Feature Request: Bring back vertex light baking

I’m in the process of converting a UDK game over to UE4 and I really miss being able to have lighting bake to the vertex rather than UV’s It’s perfect for many common game assets such as:

  1. Cables - these are often long and if they have bends in them they have good vertex distribution and density. If they often don’t have a good place to have a seam in the lighting especially if they are suspended in the air. If they are long then square lightmaps either mean having seams or wasted UV space. Baking the lighting to their vertices eliminates the seams.

  2. Grass blade patches (and other foliage) - with lightmaps you get lots of lost space due to having to have padding around each blade and if you have several grass patches with different sizes and number of grass blades you get inconsistent lightmap density across them. Using vertex baked lighting you get great consistency across all grass blade meshes whether a static mesh is a single blade or a large patch of grass blades they will all light the same. Grass and other foliage are often modeled with many vertices in order to move smoothly with wind and have smooth curves so they have often have plenty of vertices and good distribution.

  3. Generic Natural objects - ie - Rocks, Ice Chunks etc. These are often modeled in zbrush and end up having a relatively even vertex distribution some natural chaos particularly when using retopology tools like Decimation Master. Many of these types of assets are made to look good from all angles and made to be used at all rotations with no bottom etc. As such there is often no good place to have a lightmap seam that will work for all rotations and uses of a single rock. Using vertex baked lighting can be great in this case.

I hope you consider bringing this great feature of UDK / Unreal 3 back! Thank you, let me know if you would like any screenshots or asset files etc.

Just wondering, does it support vertex lighting in latest versions ?
I want to use it for cables as author mentioned.

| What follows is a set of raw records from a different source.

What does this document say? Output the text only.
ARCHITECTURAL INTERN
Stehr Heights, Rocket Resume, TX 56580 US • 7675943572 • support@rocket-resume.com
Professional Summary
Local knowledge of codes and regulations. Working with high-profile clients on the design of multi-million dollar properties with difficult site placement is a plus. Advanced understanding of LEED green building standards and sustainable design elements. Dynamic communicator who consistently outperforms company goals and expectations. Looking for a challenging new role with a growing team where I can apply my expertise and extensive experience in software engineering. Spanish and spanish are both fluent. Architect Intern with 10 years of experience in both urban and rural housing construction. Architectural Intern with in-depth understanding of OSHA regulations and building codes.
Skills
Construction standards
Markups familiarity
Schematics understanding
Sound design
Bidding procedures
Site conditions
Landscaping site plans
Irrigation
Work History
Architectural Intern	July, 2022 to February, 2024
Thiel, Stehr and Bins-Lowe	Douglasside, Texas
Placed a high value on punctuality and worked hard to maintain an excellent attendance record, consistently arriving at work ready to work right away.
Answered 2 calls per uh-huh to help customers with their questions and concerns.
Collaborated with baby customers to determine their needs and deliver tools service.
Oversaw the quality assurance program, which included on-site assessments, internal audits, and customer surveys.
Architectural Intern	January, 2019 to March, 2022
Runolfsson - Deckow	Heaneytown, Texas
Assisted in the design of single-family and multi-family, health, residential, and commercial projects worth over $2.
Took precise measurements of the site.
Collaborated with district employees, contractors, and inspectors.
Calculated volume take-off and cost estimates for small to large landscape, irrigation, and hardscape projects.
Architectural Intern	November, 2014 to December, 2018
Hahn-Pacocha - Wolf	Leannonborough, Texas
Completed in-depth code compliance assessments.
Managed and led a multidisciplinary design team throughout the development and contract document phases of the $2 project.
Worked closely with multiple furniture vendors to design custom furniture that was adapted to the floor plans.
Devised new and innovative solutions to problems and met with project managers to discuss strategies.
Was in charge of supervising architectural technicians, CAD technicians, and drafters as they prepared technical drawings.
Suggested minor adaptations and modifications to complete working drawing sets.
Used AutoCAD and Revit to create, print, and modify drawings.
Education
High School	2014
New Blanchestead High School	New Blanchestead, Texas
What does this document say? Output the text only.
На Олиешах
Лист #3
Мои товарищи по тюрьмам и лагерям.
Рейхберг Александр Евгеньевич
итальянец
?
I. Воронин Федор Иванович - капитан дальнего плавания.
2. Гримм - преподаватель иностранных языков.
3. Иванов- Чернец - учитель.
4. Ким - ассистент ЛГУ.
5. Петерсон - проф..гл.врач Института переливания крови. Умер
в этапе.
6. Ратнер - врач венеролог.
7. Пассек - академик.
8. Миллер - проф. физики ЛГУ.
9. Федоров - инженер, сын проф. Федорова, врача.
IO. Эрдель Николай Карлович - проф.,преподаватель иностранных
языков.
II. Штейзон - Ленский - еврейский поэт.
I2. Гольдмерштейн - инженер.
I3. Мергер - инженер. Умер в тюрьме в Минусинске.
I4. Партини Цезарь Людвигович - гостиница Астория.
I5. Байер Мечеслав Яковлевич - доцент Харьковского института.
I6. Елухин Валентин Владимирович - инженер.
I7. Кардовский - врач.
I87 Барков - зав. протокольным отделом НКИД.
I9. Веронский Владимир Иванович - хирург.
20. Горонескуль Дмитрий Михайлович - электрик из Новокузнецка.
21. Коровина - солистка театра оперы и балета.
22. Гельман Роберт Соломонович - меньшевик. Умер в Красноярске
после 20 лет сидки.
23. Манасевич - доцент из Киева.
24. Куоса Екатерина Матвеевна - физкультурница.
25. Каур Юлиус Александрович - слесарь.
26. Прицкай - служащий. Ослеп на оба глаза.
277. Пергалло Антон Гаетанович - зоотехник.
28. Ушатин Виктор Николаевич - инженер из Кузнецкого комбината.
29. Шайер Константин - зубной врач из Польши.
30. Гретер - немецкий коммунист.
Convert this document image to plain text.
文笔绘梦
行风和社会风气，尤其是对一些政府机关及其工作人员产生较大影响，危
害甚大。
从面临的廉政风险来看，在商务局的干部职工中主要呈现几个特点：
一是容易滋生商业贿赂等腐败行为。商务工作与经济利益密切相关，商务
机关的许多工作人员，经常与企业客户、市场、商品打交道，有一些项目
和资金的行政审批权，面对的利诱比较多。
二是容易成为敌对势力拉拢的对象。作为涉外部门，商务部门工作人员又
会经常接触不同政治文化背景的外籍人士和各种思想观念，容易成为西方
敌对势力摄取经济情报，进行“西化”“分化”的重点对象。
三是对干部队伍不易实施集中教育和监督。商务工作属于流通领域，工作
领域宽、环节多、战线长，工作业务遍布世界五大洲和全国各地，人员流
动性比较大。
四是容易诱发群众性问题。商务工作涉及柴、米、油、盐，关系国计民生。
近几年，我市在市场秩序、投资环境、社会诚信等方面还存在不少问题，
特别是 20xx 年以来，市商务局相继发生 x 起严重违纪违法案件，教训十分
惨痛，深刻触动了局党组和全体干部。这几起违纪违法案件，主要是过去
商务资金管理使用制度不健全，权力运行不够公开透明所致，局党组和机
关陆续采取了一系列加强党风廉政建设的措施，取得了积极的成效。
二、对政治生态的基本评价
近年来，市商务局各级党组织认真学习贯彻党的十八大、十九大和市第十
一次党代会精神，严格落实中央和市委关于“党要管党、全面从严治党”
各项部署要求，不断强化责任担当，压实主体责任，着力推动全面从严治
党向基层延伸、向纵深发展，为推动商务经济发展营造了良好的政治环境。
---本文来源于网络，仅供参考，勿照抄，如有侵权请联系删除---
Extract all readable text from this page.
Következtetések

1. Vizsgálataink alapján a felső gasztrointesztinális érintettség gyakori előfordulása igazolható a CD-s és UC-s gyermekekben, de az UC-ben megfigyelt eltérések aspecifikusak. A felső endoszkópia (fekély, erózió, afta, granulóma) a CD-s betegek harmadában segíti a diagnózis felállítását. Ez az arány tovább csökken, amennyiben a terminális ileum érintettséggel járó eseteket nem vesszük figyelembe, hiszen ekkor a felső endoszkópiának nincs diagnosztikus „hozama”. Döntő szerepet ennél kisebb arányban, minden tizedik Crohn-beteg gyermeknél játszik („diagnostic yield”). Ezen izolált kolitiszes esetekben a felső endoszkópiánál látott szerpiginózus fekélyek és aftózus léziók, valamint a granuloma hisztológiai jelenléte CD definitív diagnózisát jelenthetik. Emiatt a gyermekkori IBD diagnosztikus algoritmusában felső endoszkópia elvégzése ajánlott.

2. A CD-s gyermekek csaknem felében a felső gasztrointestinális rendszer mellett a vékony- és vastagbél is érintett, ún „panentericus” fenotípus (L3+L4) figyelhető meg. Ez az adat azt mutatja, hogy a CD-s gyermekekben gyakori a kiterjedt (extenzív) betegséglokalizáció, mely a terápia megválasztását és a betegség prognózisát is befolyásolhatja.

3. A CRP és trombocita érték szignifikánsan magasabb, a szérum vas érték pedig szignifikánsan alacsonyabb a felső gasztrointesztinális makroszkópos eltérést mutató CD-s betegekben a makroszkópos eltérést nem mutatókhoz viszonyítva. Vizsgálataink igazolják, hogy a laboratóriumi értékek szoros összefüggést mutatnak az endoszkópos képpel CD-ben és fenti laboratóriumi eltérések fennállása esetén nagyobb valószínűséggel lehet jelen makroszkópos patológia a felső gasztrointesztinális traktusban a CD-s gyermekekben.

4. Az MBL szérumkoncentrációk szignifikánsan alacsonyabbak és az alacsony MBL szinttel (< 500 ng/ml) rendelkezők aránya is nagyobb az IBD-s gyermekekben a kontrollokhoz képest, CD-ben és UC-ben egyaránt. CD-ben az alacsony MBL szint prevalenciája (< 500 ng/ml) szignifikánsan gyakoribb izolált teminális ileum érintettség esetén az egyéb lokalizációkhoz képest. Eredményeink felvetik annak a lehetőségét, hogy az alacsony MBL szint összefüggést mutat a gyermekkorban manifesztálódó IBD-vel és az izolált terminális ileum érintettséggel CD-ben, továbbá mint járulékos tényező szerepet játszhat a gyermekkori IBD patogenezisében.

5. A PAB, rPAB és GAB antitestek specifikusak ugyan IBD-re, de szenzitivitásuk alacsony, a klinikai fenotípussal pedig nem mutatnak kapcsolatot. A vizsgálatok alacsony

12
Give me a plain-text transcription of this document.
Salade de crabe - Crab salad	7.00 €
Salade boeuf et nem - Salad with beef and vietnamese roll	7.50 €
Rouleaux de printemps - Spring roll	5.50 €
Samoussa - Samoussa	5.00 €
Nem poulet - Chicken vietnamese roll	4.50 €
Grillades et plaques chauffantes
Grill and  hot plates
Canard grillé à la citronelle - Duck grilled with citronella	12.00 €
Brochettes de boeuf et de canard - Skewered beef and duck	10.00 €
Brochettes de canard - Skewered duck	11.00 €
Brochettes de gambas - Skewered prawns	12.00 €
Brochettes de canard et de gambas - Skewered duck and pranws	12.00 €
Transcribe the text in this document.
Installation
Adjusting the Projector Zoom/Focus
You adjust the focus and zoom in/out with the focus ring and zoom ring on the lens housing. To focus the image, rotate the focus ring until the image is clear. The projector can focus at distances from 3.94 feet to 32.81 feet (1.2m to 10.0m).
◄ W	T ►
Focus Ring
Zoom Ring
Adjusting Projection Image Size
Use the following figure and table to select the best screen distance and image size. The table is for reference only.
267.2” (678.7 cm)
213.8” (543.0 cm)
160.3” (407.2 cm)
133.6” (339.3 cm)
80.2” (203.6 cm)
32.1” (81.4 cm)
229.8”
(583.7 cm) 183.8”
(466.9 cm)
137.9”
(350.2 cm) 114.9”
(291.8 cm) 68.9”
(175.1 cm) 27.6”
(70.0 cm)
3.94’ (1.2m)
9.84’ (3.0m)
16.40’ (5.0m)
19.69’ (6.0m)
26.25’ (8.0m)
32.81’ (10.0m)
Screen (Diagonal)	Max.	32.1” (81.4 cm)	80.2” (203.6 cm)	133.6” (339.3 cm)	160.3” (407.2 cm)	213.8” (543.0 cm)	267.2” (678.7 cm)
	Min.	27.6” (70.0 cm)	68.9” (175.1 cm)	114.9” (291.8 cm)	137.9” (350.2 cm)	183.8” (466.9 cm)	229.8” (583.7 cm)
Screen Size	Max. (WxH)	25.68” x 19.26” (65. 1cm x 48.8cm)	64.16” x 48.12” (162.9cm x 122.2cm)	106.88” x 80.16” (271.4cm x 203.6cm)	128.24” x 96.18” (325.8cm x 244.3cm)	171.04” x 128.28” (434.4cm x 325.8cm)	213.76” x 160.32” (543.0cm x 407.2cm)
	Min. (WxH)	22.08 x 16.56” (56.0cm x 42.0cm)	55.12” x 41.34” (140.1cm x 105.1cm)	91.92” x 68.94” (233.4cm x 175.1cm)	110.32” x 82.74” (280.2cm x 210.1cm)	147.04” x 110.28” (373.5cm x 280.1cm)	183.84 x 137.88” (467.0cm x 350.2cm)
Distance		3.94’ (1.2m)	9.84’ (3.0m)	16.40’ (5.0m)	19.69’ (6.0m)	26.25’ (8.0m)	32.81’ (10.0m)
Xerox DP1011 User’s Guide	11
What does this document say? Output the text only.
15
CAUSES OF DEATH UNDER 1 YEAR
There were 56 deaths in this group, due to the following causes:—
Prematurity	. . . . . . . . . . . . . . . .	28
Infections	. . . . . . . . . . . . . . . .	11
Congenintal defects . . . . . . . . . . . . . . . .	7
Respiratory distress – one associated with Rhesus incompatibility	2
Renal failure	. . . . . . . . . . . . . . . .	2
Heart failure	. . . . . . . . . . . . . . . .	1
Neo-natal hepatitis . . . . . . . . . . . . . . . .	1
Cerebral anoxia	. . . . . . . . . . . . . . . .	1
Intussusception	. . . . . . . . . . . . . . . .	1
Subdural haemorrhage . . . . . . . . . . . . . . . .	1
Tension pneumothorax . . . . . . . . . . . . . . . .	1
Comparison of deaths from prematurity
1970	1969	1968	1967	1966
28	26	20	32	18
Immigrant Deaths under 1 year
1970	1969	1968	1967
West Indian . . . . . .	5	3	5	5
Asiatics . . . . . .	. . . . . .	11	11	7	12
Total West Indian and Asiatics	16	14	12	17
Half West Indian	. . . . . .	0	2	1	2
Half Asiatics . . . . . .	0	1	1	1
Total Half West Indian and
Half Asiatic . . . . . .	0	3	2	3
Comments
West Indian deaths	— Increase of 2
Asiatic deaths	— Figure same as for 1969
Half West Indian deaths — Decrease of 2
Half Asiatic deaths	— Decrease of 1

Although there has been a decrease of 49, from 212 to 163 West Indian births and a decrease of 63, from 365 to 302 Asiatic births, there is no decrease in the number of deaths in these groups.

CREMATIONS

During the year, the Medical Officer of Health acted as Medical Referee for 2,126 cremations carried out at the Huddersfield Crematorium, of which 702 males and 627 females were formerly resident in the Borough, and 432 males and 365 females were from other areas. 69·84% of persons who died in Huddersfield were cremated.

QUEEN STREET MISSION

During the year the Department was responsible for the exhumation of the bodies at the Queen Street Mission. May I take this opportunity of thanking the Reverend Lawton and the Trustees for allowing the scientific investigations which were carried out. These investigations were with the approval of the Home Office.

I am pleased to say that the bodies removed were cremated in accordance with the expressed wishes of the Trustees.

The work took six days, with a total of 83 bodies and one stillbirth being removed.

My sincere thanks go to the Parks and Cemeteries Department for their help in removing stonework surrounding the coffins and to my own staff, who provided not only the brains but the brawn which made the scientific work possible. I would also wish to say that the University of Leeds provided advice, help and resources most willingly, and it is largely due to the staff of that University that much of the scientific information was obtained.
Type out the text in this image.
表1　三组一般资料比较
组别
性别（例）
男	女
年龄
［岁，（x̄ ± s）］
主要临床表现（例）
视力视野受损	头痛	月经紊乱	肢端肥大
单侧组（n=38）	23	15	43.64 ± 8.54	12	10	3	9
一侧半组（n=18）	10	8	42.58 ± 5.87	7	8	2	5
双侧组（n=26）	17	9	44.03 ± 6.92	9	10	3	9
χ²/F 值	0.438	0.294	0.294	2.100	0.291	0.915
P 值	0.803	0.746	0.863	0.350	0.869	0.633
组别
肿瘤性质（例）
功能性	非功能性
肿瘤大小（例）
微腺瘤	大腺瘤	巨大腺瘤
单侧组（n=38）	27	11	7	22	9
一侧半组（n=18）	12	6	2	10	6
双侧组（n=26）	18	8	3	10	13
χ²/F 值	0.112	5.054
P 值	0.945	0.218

As far as I can tell it still does not support vertex lighting. I still really wish they would add this feature. It would be very useful especially for performance limited mobile VR applications. Please upvote my post if you agree maybe we can get them to consider this.

Bump.

I am manually painting all vertices in the map for vertex lighting, but this is too tiring! Please bring back this feature.

1 Like

+1 for this… vertex lighting can be very useful

For large open levels, when you want a cheap solution in terms of shading and setup, vertex baked GI is great… you get fantastic gradients as the colors interpolate between vertices, faster baknig (less points to solve), faster setup (just write to vertices).

These days too, vertex count is increasing so the previous issue of vertex lighting aren’t as bad either.

Tricky objects like spikes on a fence, tree’s branch tips, complicated organic geometry don’t exhibit the unwrapping and UV edge issues either…

It was in UE3… why was this removed?

+1 for this… vertex lighting can be very useful

For large open levels, when you want a cheap solution in terms of shading and setup, vertex baked GI is great… you get fantastic gradients as the colors interpolate between vertices, faster baknig (less points to solve), faster setup (just write to vertices).

These days too, vertex count is increasing so the previous issue of vertex lighting aren’t as bad either.

Tricky objects like spikes on a fence, tree’s branch tips, complicated organic geometry don’t exhibit the unwrapping and UV edge issues either…

It was in UE3… why was this removed?

Still relevant, I would really like to see this technology in future updates.